The main focus of the Honeywell Project at this time was still on its large civil disobedience oriented events and the main force behind the opposition to all three test site proposals came from local activists.

==Decline==
As the demonstrations grew in their regularity and predictability, their newsworthiness changed. Articles still appeared in the local paper, but as often as not they began to appear in the society pages, rather than in the news section. The Honeywell corporation adapted to the regularity of the events taking moves to minimize the disruptions they caused. Factional and personality splits within the organization led to a number of participants leaving.

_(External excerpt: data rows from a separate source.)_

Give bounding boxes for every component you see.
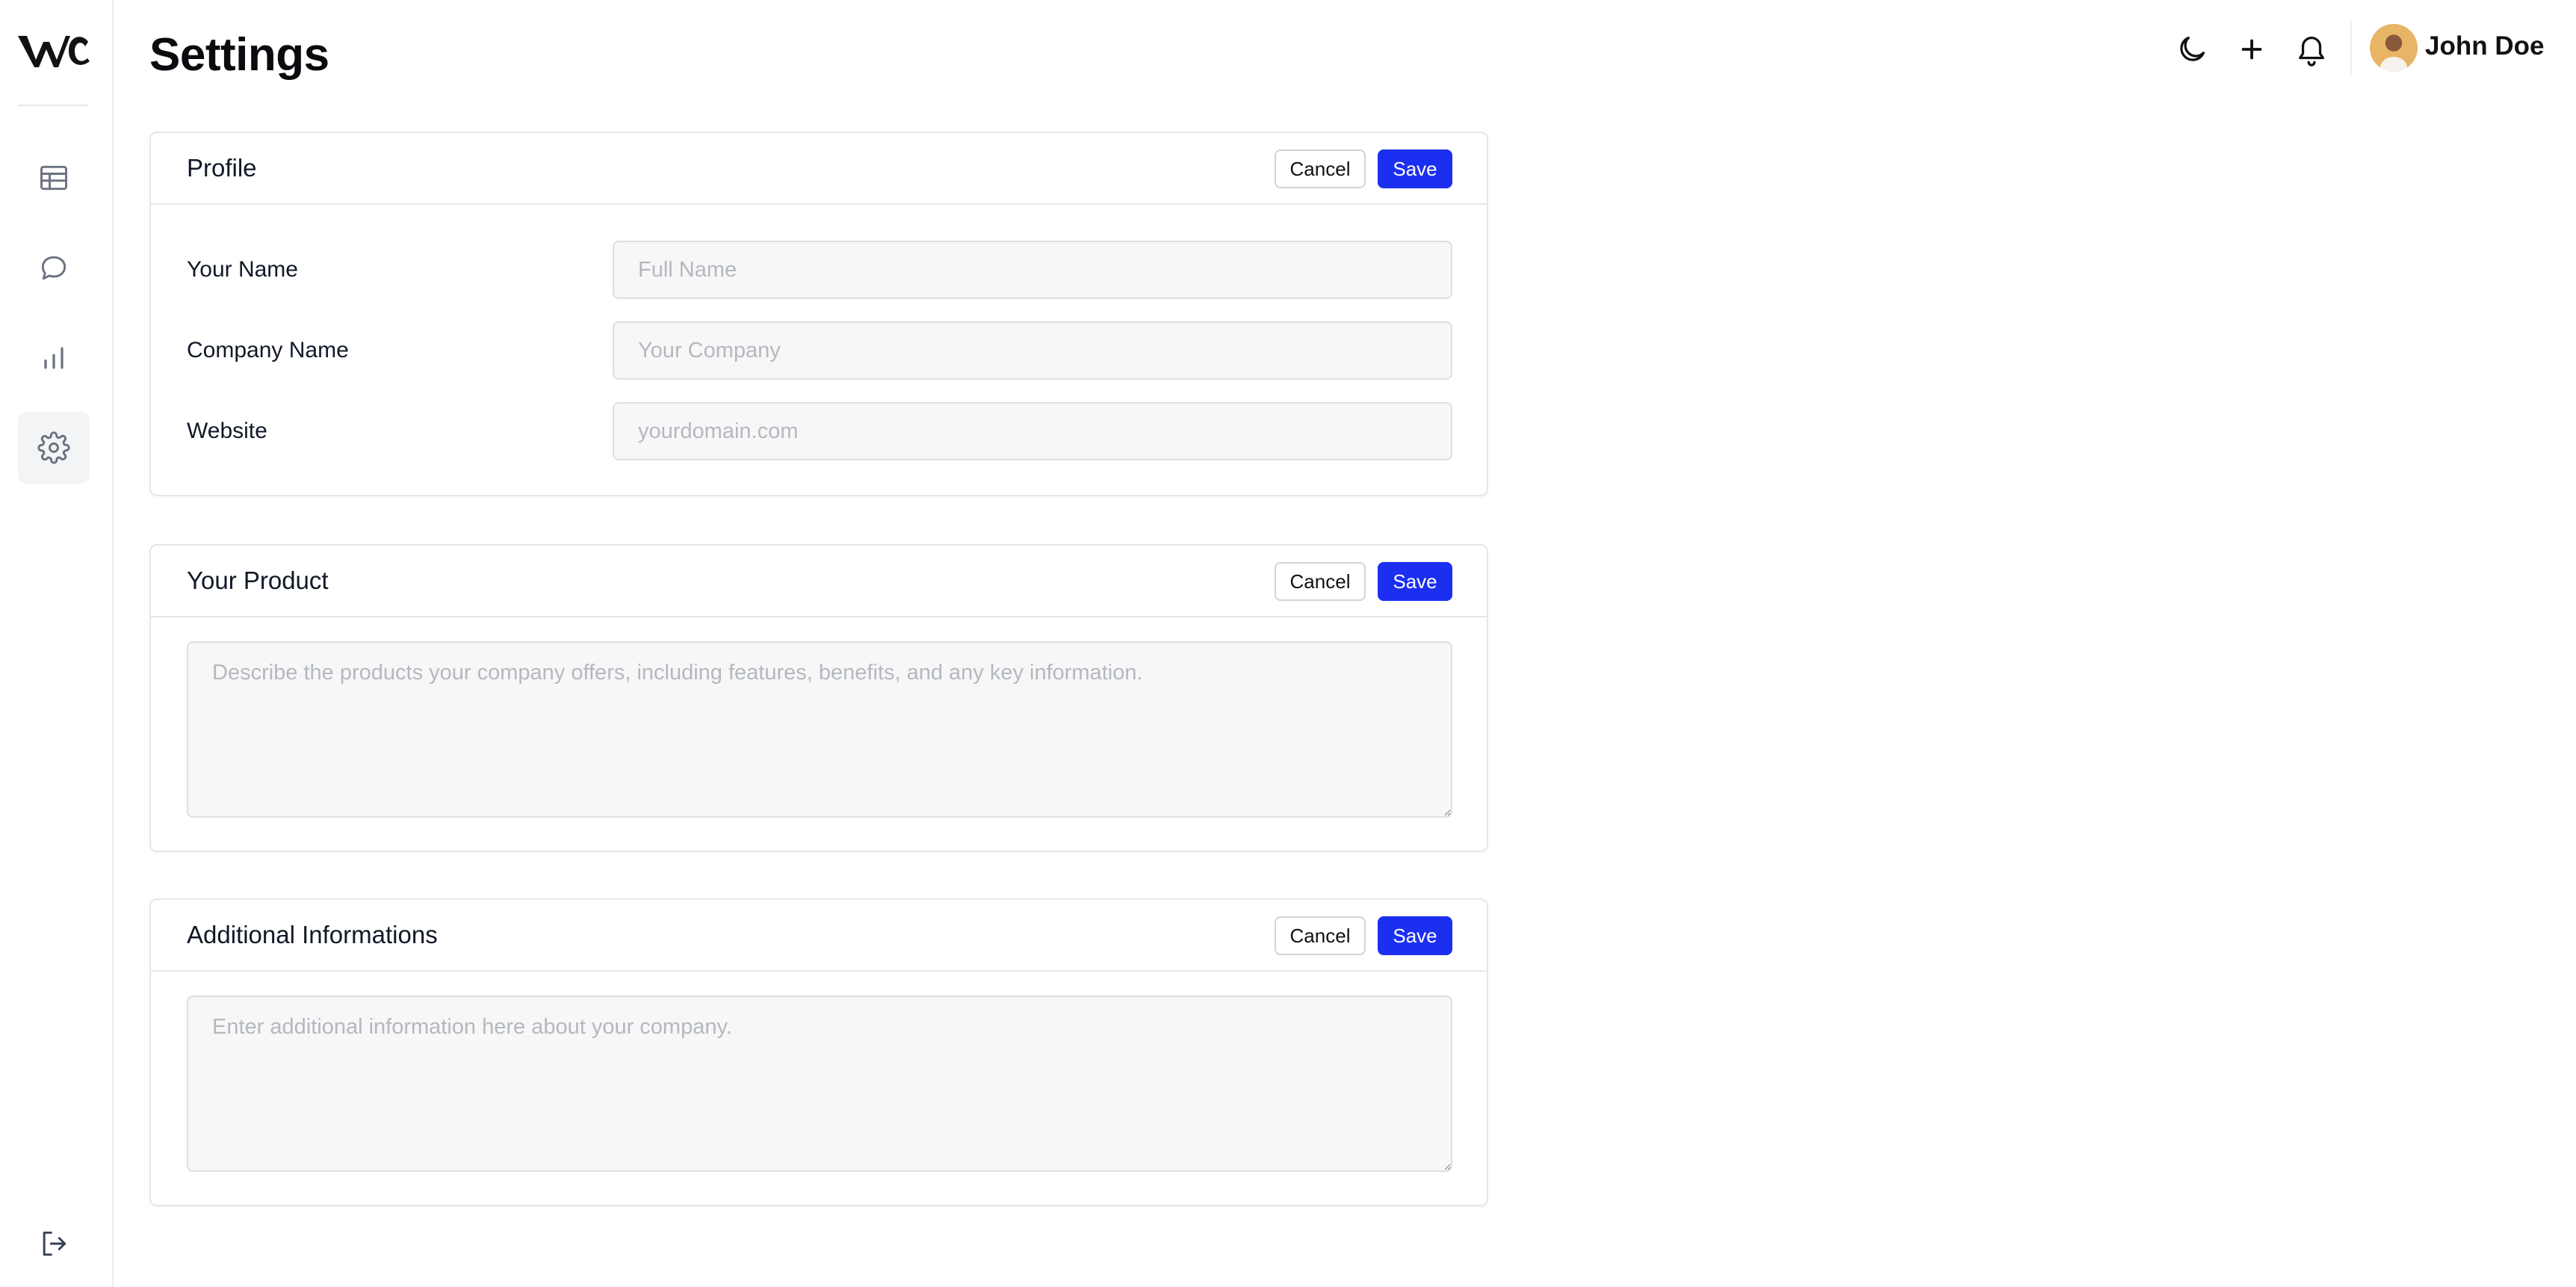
product-card-header: Your Product Cancel Save (151, 546, 1487, 617)
your-name-row: Your Name (187, 241, 1452, 299)
chat-bubble-icon (41, 256, 66, 280)
settings-app: Settings John Doe Profile Cancel Save Yo… (0, 0, 2576, 1287)
sidebar (0, 0, 114, 1287)
additional-info-card-title: Additional Informations (187, 921, 438, 948)
company-name-row: Company Name (187, 321, 1452, 380)
product-card-title: Your Product (187, 567, 329, 594)
sidebar-item-messages[interactable] (18, 232, 90, 304)
avatar[interactable] (2370, 24, 2418, 72)
brand-logo[interactable] (16, 30, 91, 72)
plus-icon (2241, 39, 2262, 60)
add-button[interactable] (2234, 31, 2270, 67)
table-icon (40, 165, 67, 191)
product-save-button[interactable]: Save (1378, 562, 1452, 601)
sidebar-divider (18, 105, 88, 106)
profile-card-title: Profile (187, 154, 257, 182)
profile-cancel-button[interactable]: Cancel (1275, 149, 1366, 188)
page-title: Settings (149, 29, 329, 81)
gear-icon (37, 431, 70, 464)
bar-chart-icon (44, 347, 64, 369)
product-card: Your Product Cancel Save (149, 544, 1488, 852)
product-description-textarea[interactable] (187, 641, 1452, 818)
sidebar-item-settings[interactable] (18, 412, 90, 484)
sidebar-item-analytics[interactable] (18, 322, 90, 394)
additional-info-card: Additional Informations Cancel Save (149, 898, 1488, 1206)
header-divider (2350, 21, 2352, 75)
bell-icon (2299, 37, 2324, 67)
logout-button[interactable] (18, 1208, 90, 1280)
product-cancel-button[interactable]: Cancel (1275, 562, 1366, 601)
moon-icon (2180, 37, 2205, 61)
website-input[interactable] (613, 402, 1452, 460)
notifications-button[interactable] (2294, 31, 2329, 67)
additional-save-button[interactable]: Save (1378, 916, 1452, 955)
logout-icon (43, 1231, 66, 1256)
user-name[interactable]: John Doe (2425, 31, 2544, 61)
your-name-input[interactable] (613, 241, 1452, 299)
sidebar-item-tables[interactable] (18, 142, 90, 214)
profile-save-button[interactable]: Save (1378, 149, 1452, 188)
profile-card: Profile Cancel Save Your Name Company Na… (149, 132, 1488, 496)
company-name-input[interactable] (613, 321, 1452, 380)
website-label: Website (187, 419, 267, 443)
top-actions: John Doe (2158, 21, 2576, 75)
company-name-label: Company Name (187, 338, 349, 362)
your-name-label: Your Name (187, 257, 298, 282)
additional-info-card-header: Additional Informations Cancel Save (151, 900, 1487, 972)
theme-toggle-button[interactable] (2174, 31, 2210, 67)
additional-cancel-button[interactable]: Cancel (1275, 916, 1366, 955)
profile-card-header: Profile Cancel Save (151, 133, 1487, 205)
additional-info-textarea[interactable] (187, 996, 1452, 1172)
website-row: Website (187, 402, 1452, 460)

In the end many of the activists that made up the core of the Honeywell Project moved on to other struggles or changed their tactics. Some affinity groups continued to meet but related less to the Project as an organization. By 1990 the Project had ceased to formally meet.

==End results==
In September 1990, Honeywell spun off most of its military contracts business and formed a new company Alliant Techsystems. At the time, corporate spokespeople dismissed the notion that the Honeywell Project's activities had any part in their decision to do this. Honeywell Project activists disagreed.

Some of the activists that once worked on the campaign against Honeywell, and others, became involved in AlliantACTION, a similar group that conducted weekly vigils outside of Alliant Techsystems' headquarters in Hopkins, Edina, and Eden Prairie, Minnesota, from 1996 to 2011. AlliantACTION conducted its final weekly vigil on October 5, 2011, after Alliant Techsystems moved its corporate headquarters to Arlington, Virginia.

In January, 2012, Honeywell Project founder Marv Davidov died.